Not in Japan! The Japanese skiing population are obsessed with technical skiing and have a thriving technical skiing competition scene. These competitions involve tasks that challenge skiers in most disciplines of the sport. This includes short turns, slalom turns, race carve turns, moguls, rhythm changes etc. Participants are judged on their speed, ski performance and efficiency of movements. The national champions are treated as celebrities in Japan and they heavily influence the Japanese ski industry. When you look at a slope in Japan the skiers are generally practicing or training their technique and the average lesson is taken to refine technique rather than just getting people going as is the demand in other countries.

Being an instructor myself these competitions are an avenue for me to compete and gain recognition for the technique that I have trained so hard to improve. Over the last 6 years of working in Japan I have completed the necessary accreditation to start competing in these championships. The process begins with a regional selection competition. Those selected then progress to the state championships and then finally the national championships. I first attempted these competitions last season as a participant of the regional Kutchan association’s competition. I was fortunate to have a few good runs and came out on top advancing to the Hokkaido state Championships. I was very nervous competing in this event as it is such a massive deal to the Japanese. There were over 200 competitors selected from their regions, and thousands of spectators and supporters. I really had no idea what I was doing and learnt a great deal about Japanese ski technique through this experience. I ended up placing 46th out of 210 and did not progress to the National competition.
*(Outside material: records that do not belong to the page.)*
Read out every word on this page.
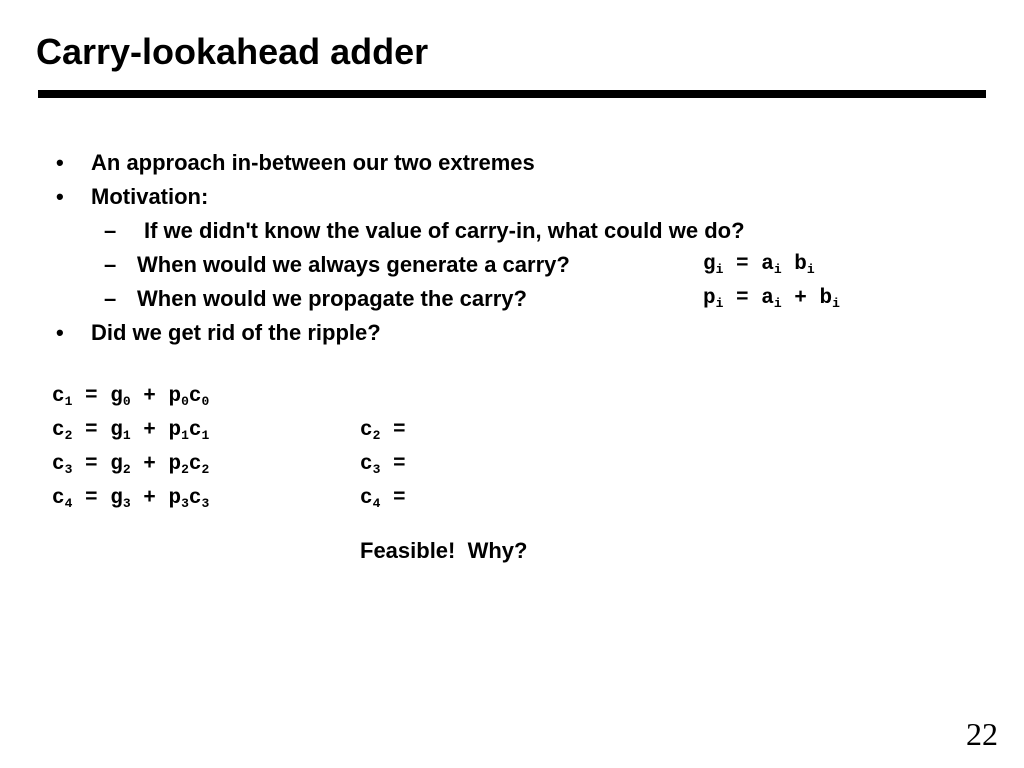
Carry-lookahead adder
• An approach in-between our two extremes
• Motivation:
– If we didn't know the value of carry-in, what could we do?
– When would we always generate a carry?	$g_i = a_i$ $b_i$
– When would we propagate the carry?	$p_i = a_i + b_i$
• Did we get rid of the ripple?
$c_1 = g_0 + p_0c_0$
$c_2 = g_1 + p_1c_1$
$c_3 = g_2 + p_2c_2$
$c_4 = g_3 + p_3c_3$
$c_2$ =
$c_3$ =
$c_4$ =
Feasible!  Why?
22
This season I am again competing in these technical championships and have made it through to the Hokkaido Championships. Fortunately a few of my friends have also started competing and have progressed through to the state Champs as well. I’m also very proud that Niseko Base Snowsports staff took all the first places in the Kutchan association selection competition with Rachel Hall (NBS School Operations Manager) winning the women’s division and myself placing first in the men’s.

The Hokkaido Technical Championships will be held on 29-31 January in Rusutsu. My main objective is to see if I can place in the top 26 to progress through to the nationals. This will be rather controversial as no other foreigners have competed in an all Japanese competition and I believe that foreigners are not permitted to enter the National championships. Placing in the top 26 may possibly mean the first foreigner to compete in a national even. Fingers crossed and I hope I can report back after competing at the Nationals!